Traditional inventory management systems are designed for organizational “handoffs,” rather than end-to-end coherence.  For example, a marketer’s goal might be focusing downstream on the consumer and generating demand, while an operational person might look upstream to the ERP and other systems to optimize the location of inventory for fastest and cheapest shipping.

Traditional inventory management systems are also not built for dispersed digital shelves that combine branded experiences and transactions. For example, enterprise resource planning systems (ERPs) are typically geared toward tracking shipments of pallets vs. “eaches” (individual items)  on predictable schedules and focused on volume plays rather than niche and longtail opportunities.  This makes it difficult to accommodate hybrid wholesale and direct-to-consumer brands that need to update unit-level changes in inventory in real-time and across selling points.  

Many brands have dealt with these new requirements by duct taping systems and processes together.
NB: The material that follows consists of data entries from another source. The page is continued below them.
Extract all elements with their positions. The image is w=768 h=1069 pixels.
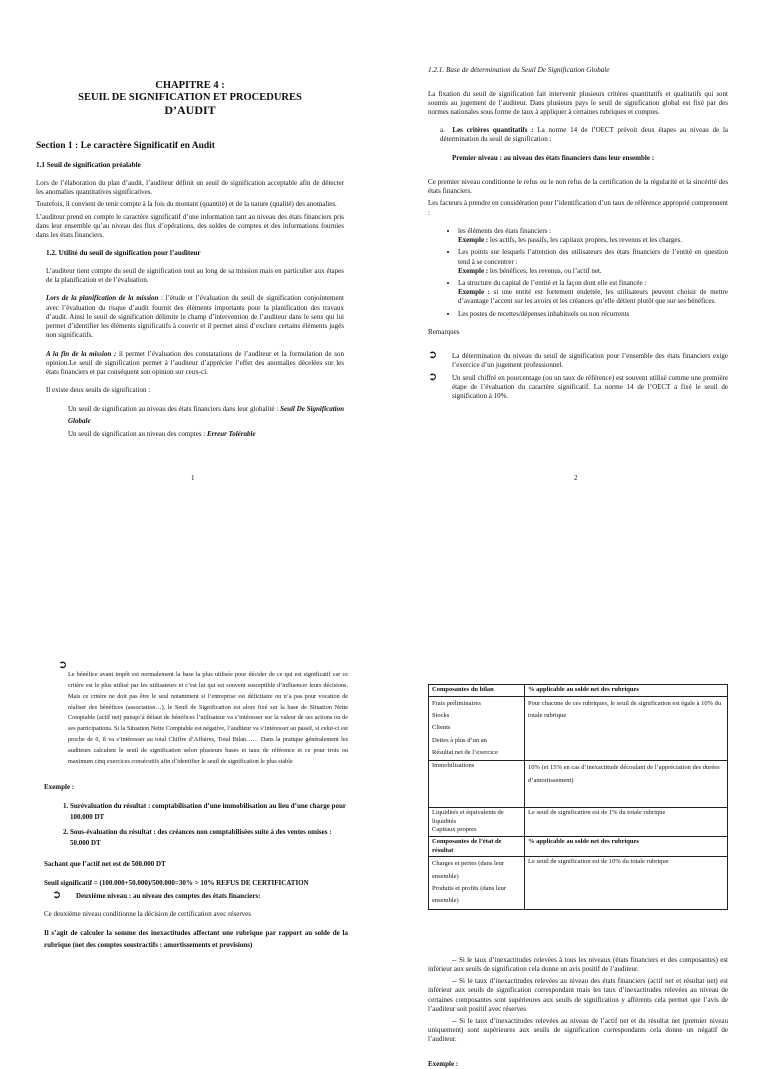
section-title: Section 1 : Le caractère Significatif en Audit bbox=[36, 140, 215, 151]
table-header: % applicable au solde net des rubriques bbox=[525, 837, 728, 857]
list-item: • Les points sur lesquels l’attention des utilisateurs des états financiers de l’entité en question tend à se concentrer : Exemple : les bénéfices, les revenus, ou l’actif net. bbox=[458, 248, 728, 276]
deuxieme-niveau: ➲ Deuxième niveau : au niveau des comptes des états financiers: bbox=[52, 888, 261, 901]
table-row bbox=[429, 761, 728, 808]
table-header-row bbox=[429, 837, 728, 857]
table-row bbox=[429, 696, 728, 761]
page-number: 2 bbox=[574, 474, 578, 482]
table-cell: Liquidités et équivalents de liquidités Capitaux propres bbox=[429, 808, 525, 837]
remarques-label: Remarques bbox=[428, 327, 460, 336]
paragraph: Lors de l’élaboration du plan d’audit, l’auditeur définit un seuil de signification acceptable afin de détecter les anomalies quantitatives significatives. bbox=[36, 178, 344, 197]
list-item: • La structure du capital de l’entité et la façon dont elle est financée : Exemple : si une entité est fortement endettée, les utilisateurs peuvent choisir de mettre d’avantage l’accent sur les avoirs et les créances qu’elle détient plutôt que sur ses bénéfices. bbox=[458, 279, 728, 307]
arrow-icon: ➲ bbox=[52, 888, 62, 901]
paragraph: -- Si le taux d’inexactitudes relevées à tous les niveaux (états financiers et des composantes) est inférieur aux seuils de signification cela donne un avis positif de l’auditeur. bbox=[428, 955, 728, 973]
chapter-subtitle-audit: D’AUDIT bbox=[164, 103, 216, 118]
premier-niveau: Premier niveau : au niveau des états financiers dans leur ensemble : bbox=[452, 153, 655, 162]
list-item: 2. Sous-évaluation du résultat : des créances non comptabilisées suite à des ventes omises : 50.000 DT bbox=[70, 827, 348, 849]
paragraph: L’auditeur tient compte du seuil de signification tout au long de sa mission mais en particulier aux étapes de la planification et de l’évaluation. bbox=[46, 266, 344, 285]
table-cell: Charges et pertes (dans leur ensemble) Produits et profits (dans leur ensemble) bbox=[429, 857, 525, 909]
list-item: 1. Surévaluation du résultat : comptabilisation d’une immobilisation au lieu d’une charge pour 100.000 DT bbox=[70, 801, 348, 823]
page-2 bbox=[384, 0, 768, 512]
subsection-1-2-title: 1.2. Utilité du seuil de signification pour l’auditeur bbox=[46, 249, 201, 258]
paragraph: Les facteurs à prendre en considération pour l’identification d’un taux de référence approprié comprennent : bbox=[428, 199, 728, 217]
table-cell: Le seuil de signification est de 10% du totale rubrique bbox=[525, 857, 728, 909]
seuil-calc: Seuil significatif = (100.000+50.000)/500.000=30% > 10% REFUS DE CERTIFICATION bbox=[44, 878, 309, 887]
chapter-subtitle: SEUIL DE SIGNIFICATION ET PROCEDURES bbox=[78, 92, 302, 104]
seuils-table bbox=[428, 684, 728, 910]
page-3 bbox=[0, 512, 384, 1024]
table-header: % applicable au solde net des rubriques bbox=[525, 685, 728, 697]
paragraph-fin-mission: A la fin de la mission : il permet l’évaluation des constatations de l’auditeur et la formulation de son opinion.Le seuil de signification permet à l’auditeur d’apprécier l’effet des anomalies décelées sur les états financiers et par conséquent son opinion sur ceux-ci. bbox=[46, 349, 344, 376]
table-header-row bbox=[429, 685, 728, 697]
seuil-global: Un seuil de signification au niveau des états financiers dans leur globalité : Seuil De Signification Globale bbox=[68, 405, 344, 425]
page-4 bbox=[384, 512, 768, 1068]
paragraph: L’auditeur prend en compte le caractère significatif d’une information tant au niveau des états financiers pris dans leur ensemble qu’au niveau des flux d’opérations, des soldes de comptes et des informations fournies dans les états financiers. bbox=[36, 212, 344, 240]
table-cell: Le seuil de signification est de 1% du totale rubrique bbox=[525, 808, 728, 837]
sachant: Sachant que l’actif net est de 500.000 DT bbox=[44, 859, 166, 868]
paragraph-planification: Lors de la planification de la mission : l’étude et l’évaluation du seuil de signification conjointement avec l’évaluation du risque d’audit fournit des éléments importants pour la planification des travaux d’audit. Ainsi le seuil de signification délimite le champ d’intervention de l’auditeur dans le sens qui lui permet d’identifier les éléments significatifs à couvrir et il permet ainsi d’exclure certains éléments jugés non significatifs. bbox=[46, 294, 345, 340]
table-cell: 10% (et 15% en cas d’inexactitude découlant de l’appréciation des durées d’amortissement) bbox=[525, 761, 728, 808]
arrow-icon: ➲ bbox=[58, 658, 68, 671]
paragraph: Il existe deux seuils de signification : bbox=[46, 386, 151, 395]
page-1 bbox=[0, 0, 384, 512]
table-row bbox=[429, 808, 728, 837]
table-cell: Pour chacune de ces rubriques, le seuil de signification est égale à 10% du totale rubrique bbox=[525, 696, 728, 761]
remark-1: ➲ La détermination du niveau du seuil de signification pour l’ensemble des états financiers exige l’exercice d’un jugement professionnel. bbox=[428, 348, 728, 370]
paragraph: Ce premier niveau conditionne le refus ou le non refus de la certification de la régularité et la sincérité des états financiers. bbox=[428, 177, 728, 196]
table-row bbox=[429, 857, 728, 909]
table-header: Composantes de l’état de résultat bbox=[429, 837, 525, 857]
arrow-icon: ➲ bbox=[428, 348, 438, 362]
page-number: 1 bbox=[191, 474, 195, 482]
paragraph: -- Si le taux d’inexactitudes relevées au niveau des états financiers (actif net et résultat net) est inférieur aux seuils de signification correspondant mais les taux d’inexactitudes relevées au niveau de certaines composantes sont supérieures aux seuils de signification y afférents cela permet que l’avis de l’auditeur soit positif avec réserves bbox=[428, 977, 728, 1013]
paragraph: Ce deuxième niveau conditionne la décision de certification avec réserves bbox=[44, 910, 251, 919]
table-cell: Immobilisations bbox=[429, 761, 525, 808]
paragraph: La fixation du seuil de signification fait intervenir plusieurs critères quantitatifs et qualitatifs qui sont soumis au jugement de l’auditeur. Dans plusieurs pays le seuil de signification global est fixé par des normes nationales sous forme de taux à appliquer à certaines rubriques et comptes. bbox=[428, 89, 728, 116]
list-item: • Les postes de recettes/dépenses inhabituels ou non récurrents bbox=[458, 310, 728, 319]
subsection-1-2-1-title: 1.2.1. Base de détermination du Seuil De Signification Globale bbox=[428, 66, 610, 74]
subsection-1-1-title: 1.1 Seuil de signification préalable bbox=[36, 161, 141, 170]
list-item: • les éléments des états financiers : Exemple : les actifs, les passifs, les capitaux propres, les revenus et les charges. bbox=[458, 227, 728, 245]
table-cell: Frais préliminaires Stocks Clients Dettes à plus d’un an Résultat net de l’exercice bbox=[429, 696, 525, 761]
seuil-comptes: Un seuil de signification au niveau des comptes : Erreur Tolérable bbox=[68, 429, 256, 438]
exemple-label: Exemple : bbox=[428, 1059, 459, 1068]
exemple-list bbox=[44, 801, 348, 850]
criteres-quantitatifs: a. Les critères quantitatifs : La norme 14 de l’OECT prévoit deux étapes au niveau de la détermination du seuil de signification : bbox=[440, 126, 729, 144]
arrow-icon: ➲ bbox=[428, 369, 438, 383]
facteurs-list bbox=[428, 227, 728, 319]
remark-2: ➲ Un seuil chiffré en pourcentage (ou un taux de référence) est souvent utilisé comme une première étape de l’évaluation du caractère significatif. La norme 14 de l’OECT a fixé le seuil de signification à 10%. bbox=[428, 369, 728, 401]
paragraph: Toutefois, il convient de tenir compte à la fois du montant (quantité) et de la nature (qualité) des anomalies. bbox=[36, 200, 337, 209]
paragraph: Il s’agit de calculer la somme des inexactitudes affectant une rubrique par rapport au solde de la rubrique (net des comptes soustractifs : amortissements et provisions) bbox=[44, 929, 348, 949]
chapter-title: CHAPITRE 4 : bbox=[155, 80, 225, 91]
table-header: Composantes du bilan bbox=[429, 685, 525, 697]
exemple-label: Exemple : bbox=[44, 782, 75, 791]
paragraph-benefice: Le bénéfice avant impôt est normalement la base la plus utilisée pour décider de ce qui est significatif car ce critère est le plus utilisé par les utilisateurs et c’est lui qui est souvent susceptible d’influencer leurs décisions. Mais ce critère ne doit pas être le seul notamment si l’entreprise est déficitaire ou n’a pas pour vocation de réaliser des bénéfices (association…), le Seuil de Signification est alors fixé sur la base de Situation Nette Comptable (actif net) puisqu’à défaut de bénéfices l’utilisateur va s’intéresser sur la valeur de ses actions ou de ses participations. Si la Situation Nette Comptable est négative, l’auditeur va s’intéresser au passif, si celui-ci est proche de 0, il va s’intéresser au total Chiffre d’Affaires, Total Bilan…… Dans la pratique généralement les auditeurs calculent le seuil de signification selon plusieurs bases et taux de référence et ce pour trois ou maximum cinq exercices consécutifs afin d’identifier le seuil de signification le plus stable bbox=[68, 671, 348, 765]
paragraph: -- Si le taux d’inexactitudes relevées au niveau de l’actif net et du résultat net (premier niveau uniquement) sont supérieures aux seuils de signification correspondants cela donne un négatif de l’auditeur. bbox=[428, 1016, 728, 1044]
For example, they may introduce an electronic data interchange (EDI) provider to handle drop-ship communications, a marketplace integration platform to handle connections with top marketplaces, spreadsheet exports to communicate inventory to long-tail retailers and to sales teams, an ecommerce platform for their brand site, and third-party logistics (3PLs) and other warehouse management systems to support fulfillment. Some brands introduce a separate inventory management system just for direct-to-consumer inventory.  

With each system managing a small piece of the puzzle, there is no single view of changes and digital shelf signals. Ideally, brands would use one platform to drive accuracy and manage stock. That includes both volume-driving occasions (such as Kroger, Publix and Grainger), as well as more personalized, shareable moments and experiences on newer destinations that are slowly rising towards the “top of the funnel” and driving consumer insights and new sources of revenue (think goPuff and UberEats). Brands should also be able to generate prioritized actions across all these touchpoints and test new routes to market. Due to inadequacy of existing solutions, execution remains a challenge.